At the end of this book is a list of 43 children of the "gentes de razon" included in the general list, but here specialized for reference.

The registry of deaths contains 2249 names up to 1841. The first entry is signed by Fr. Juan Martin and the next two by Fr. Sitjar.

The old marriage register of the Mission of San Miguel is now at San Luis Obispo. It has a title-page signed by Fr. Lasuen.

In 1888 some of the old bells of the Mission were sent to San Francisco and there were recast into one large bell, weighing 2500 pounds. Until 1902 this stood on a rude wooden tower in front of the church, but in that year an incongruous steel tower took its place. Packed away in a box still remains one of the old bells, which has sounded its last call. A large hole is in one side of it. The inscription, as near as I can make out, reads "A. D. 1800, S.S. Gabriel."

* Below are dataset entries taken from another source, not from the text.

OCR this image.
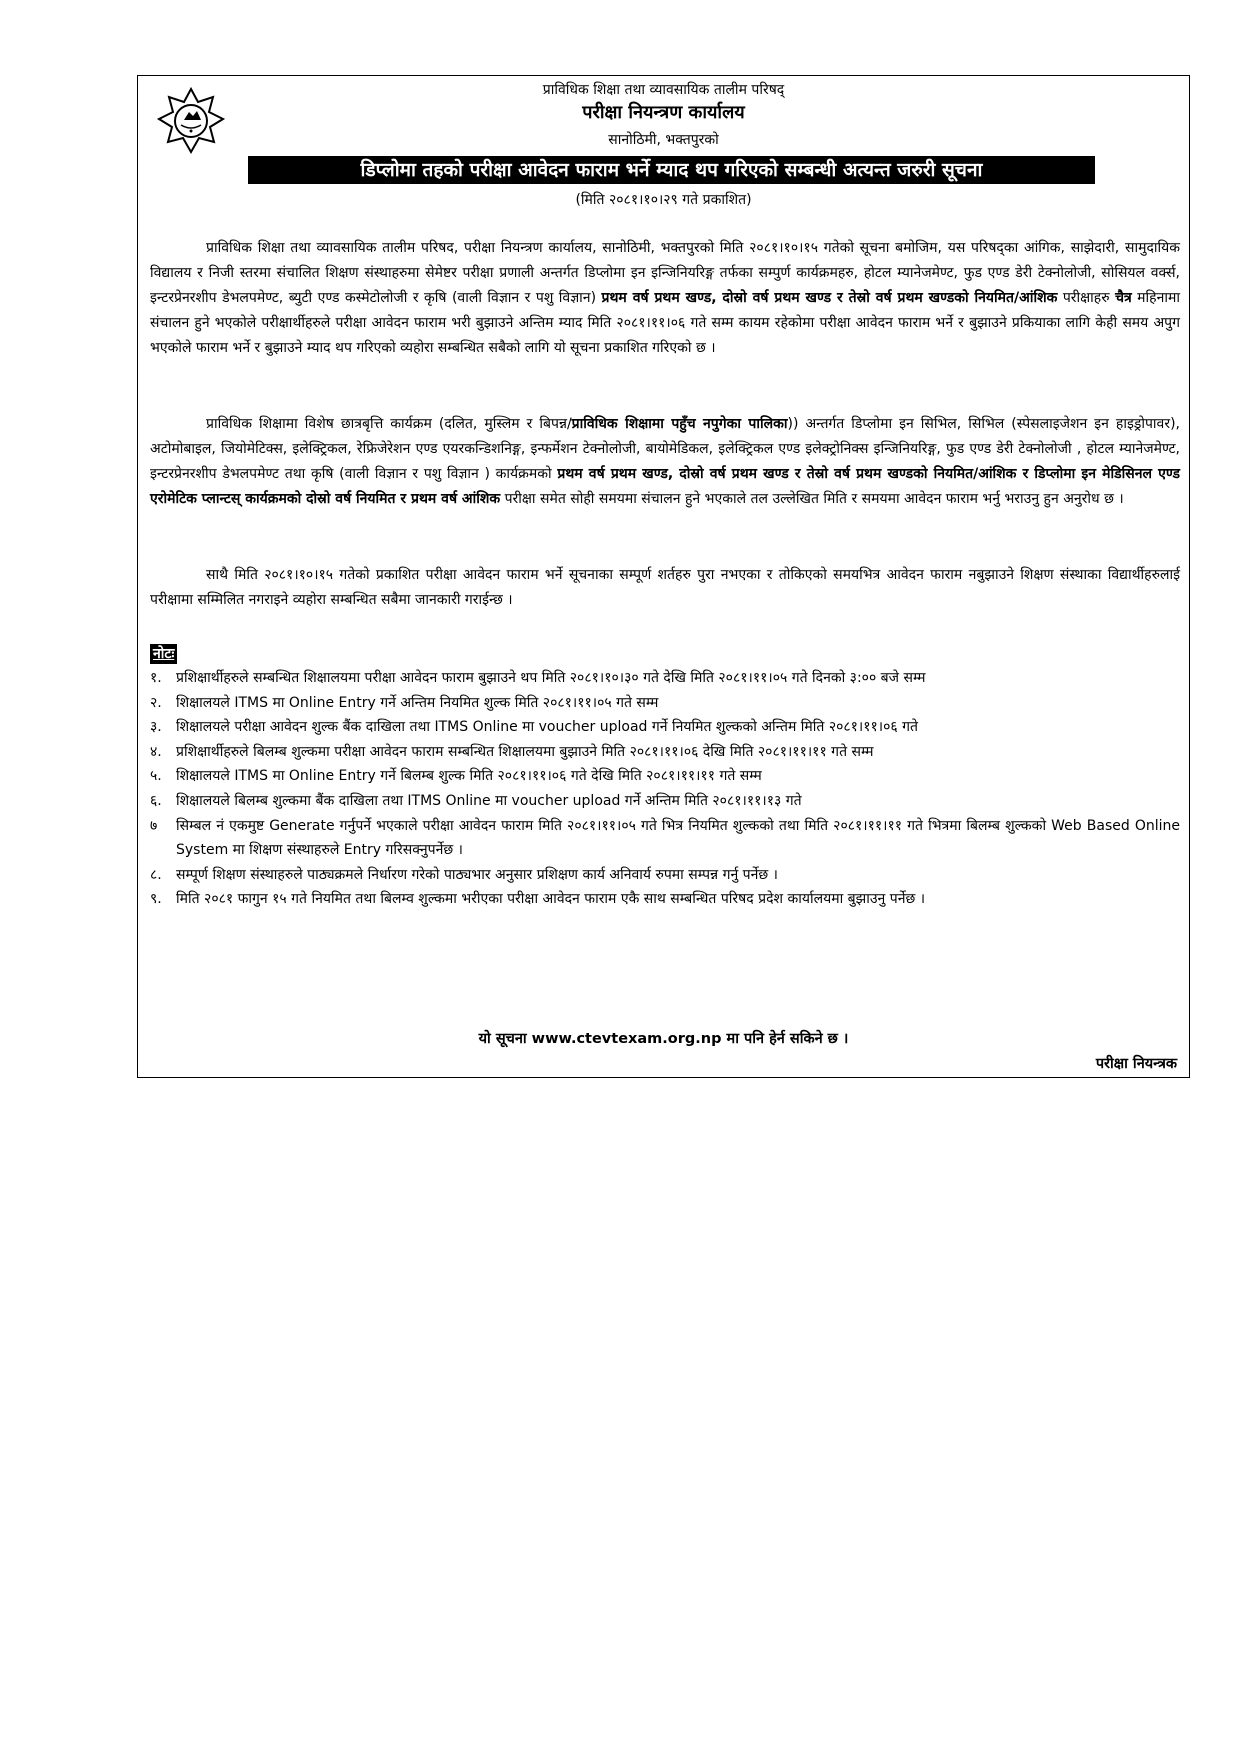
प्राविधिक शिक्षा तथा व्यावसायिक तालीम परिषद्
परीक्षा नियन्त्रण कार्यालय
सानोठिमी, भक्तपुरको
डिप्लोमा तहको परीक्षा आवेदन फाराम भर्ने म्याद थप गरिएको सम्बन्धी अत्यन्त जरुरी सूचना
(मिति २०८१।१०।२९ गते प्रकाशित)

प्राविधिक शिक्षा तथा व्यावसायिक तालीम परिषद, परीक्षा नियन्त्रण कार्यालय, सानोठिमी, भक्तपुरको मिति २०८१।१०।१५ गतेको सूचना बमोजिम, यस परिषद्का आंगिक, साझेदारी, सामुदायिक विद्यालय र निजी स्तरमा संचालित शिक्षण संस्थाहरुमा सेमेष्टर परीक्षा प्रणाली अन्तर्गत डिप्लोमा इन इन्जिनियरिङ्ग तर्फका सम्पुर्ण कार्यक्रमहरु, होटल म्यानेजमेण्ट, फुड एण्ड डेरी टेक्नोलोजी, सोसियल वर्क्स, इन्टरप्रेनरशीप डेभलपमेण्ट, ब्युटी एण्ड कस्मेटोलोजी र कृषि (वाली विज्ञान र पशु विज्ञान) प्रथम वर्ष प्रथम खण्ड, दोस्रो वर्ष प्रथम खण्ड र तेस्रो वर्ष प्रथम खण्डको नियमित/आंशिक परीक्षाहरु चैत्र महिनामा संचालन हुने भएकोले परीक्षार्थीहरुले परीक्षा आवेदन फाराम भरी बुझाउने अन्तिम म्याद मिति २०८१।११।०६ गते सम्म कायम रहेकोमा परीक्षा आवेदन फाराम भर्ने र बुझाउने प्रकियाका लागि केही समय अपुग भएकोले फाराम भर्ने र बुझाउने म्याद थप गरिएको व्यहोरा सम्बन्धित सबैको लागि यो सूचना प्रकाशित गरिएको छ ।

प्राविधिक शिक्षामा विशेष छात्रबृत्ति कार्यक्रम (दलित, मुस्लिम र बिपन्न/प्राविधिक शिक्षामा पहुँच नपुगेका पालिका)) अन्तर्गत डिप्लोमा इन सिभिल, सिभिल (स्पेसलाइजेशन इन हाइड्रोपावर), अटोमोबाइल, जियोमेटिक्स, इलेक्ट्रिकल, रेफ्रिजेरेशन एण्ड एयरकन्डिशनिङ्ग, इन्फर्मेशन टेक्नोलोजी, बायोमेडिकल, इलेक्ट्रिकल एण्ड इलेक्ट्रोनिक्स इन्जिनियरिङ्ग, फुड एण्ड डेरी टेक्नोलोजी , होटल म्यानेजमेण्ट, इन्टरप्रेनरशीप डेभलपमेण्ट तथा कृषि (वाली विज्ञान र पशु विज्ञान ) कार्यक्रमको प्रथम वर्ष प्रथम खण्ड, दोस्रो वर्ष प्रथम खण्ड र तेस्रो वर्ष प्रथम खण्डको नियमित/आंशिक र डिप्लोमा इन मेडिसिनल एण्ड एरोमेटिक प्लान्टस् कार्यक्रमको दोस्रो वर्ष नियमित र प्रथम वर्ष आंशिक परीक्षा समेत सोही समयमा संचालन हुने भएकाले तल उल्लेखित मिति र समयमा आवेदन फाराम भर्नु भराउनु हुन अनुरोध छ ।

साथै मिति २०८१।१०।१५ गतेको प्रकाशित परीक्षा आवेदन फाराम भर्ने सूचनाका सम्पूर्ण शर्तहरु पुरा नभएका र तोकिएको समयभित्र आवेदन फाराम नबुझाउने शिक्षण संस्थाका विद्यार्थीहरुलाई परीक्षामा सम्मिलित नगराइने व्यहोरा सम्बन्धित सबैमा जानकारी गराईन्छ ।

नोटः
१.	प्रशिक्षार्थीहरुले सम्बन्धित शिक्षालयमा परीक्षा आवेदन फाराम बुझाउने थप मिति २०८१।१०।३० गते देखि मिति २०८१।११।०५ गते दिनको ३:०० बजे सम्म
२.	शिक्षालयले ITMS मा Online Entry गर्ने अन्तिम नियमित शुल्क मिति २०८१।११।०५ गते सम्म
३.	शिक्षालयले परीक्षा आवेदन शुल्क बैंक दाखिला तथा ITMS Online मा voucher upload गर्ने नियमित शुल्कको अन्तिम मिति २०८१।११।०६ गते
४.	प्रशिक्षार्थीहरुले बिलम्ब शुल्कमा परीक्षा आवेदन फाराम सम्बन्धित शिक्षालयमा बुझाउने मिति २०८१।११।०६ देखि मिति २०८१।११।११ गते सम्म
५.	शिक्षालयले ITMS मा Online Entry गर्ने बिलम्ब शुल्क मिति २०८१।११।०६ गते देखि मिति २०८१।११।११ गते सम्म
६.	शिक्षालयले बिलम्ब शुल्कमा बैंक दाखिला तथा ITMS Online मा voucher upload गर्ने अन्तिम मिति २०८१।११।१३ गते
७	सिम्बल नं एकमुष्ट Generate गर्नुपर्ने भएकाले परीक्षा आवेदन फाराम मिति २०८१।११।०५ गते भित्र नियमित शुल्कको तथा मिति २०८१।११।११ गते भित्रमा बिलम्ब शुल्कको Web Based Online System मा शिक्षण संस्थाहरुले Entry गरिसक्नुपर्नेछ ।
८.	सम्पूर्ण शिक्षण संस्थाहरुले पाठ्यक्रमले निर्धारण गरेको पाठ्यभार अनुसार प्रशिक्षण कार्य अनिवार्य रुपमा सम्पन्न गर्नु पर्नेछ ।
९.	मिति २०८१ फागुन १५ गते नियमित तथा बिलम्व शुल्कमा भरीएका परीक्षा आवेदन फाराम एकै साथ सम्बन्धित परिषद प्रदेश कार्यालयमा बुझाउनु पर्नेछ ।
यो सूचना www.ctevtexam.org.np मा पनि हेर्न सकिने छ ।
परीक्षा नियन्त्रक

In 1901 the outside of the church and monastery was restored with a coat of new plaster and cement. Inside nearly everything is as it was left by the robber hand of secularization.

On the walls are the ten oil paintings brought by the original founders. They are very indistinct in the dim light of the church, and little can be said of their artistic value without further examination.

There is also an old breviary with two heavy, hand-made clasps, dated Antwerp, 1735, and containing the autograph of Fr. Man. de Castañeda.

There is a quadrangle at San Miguel 230 feet square, and on one side of it a corridor corresponding to the one in front, for six pillars of burnt brick still remain.

At the rear of the church was the original church, used before the present one was built, and a number of remains of the old houses of the neophytes still stand, though in a very dilapidated condition.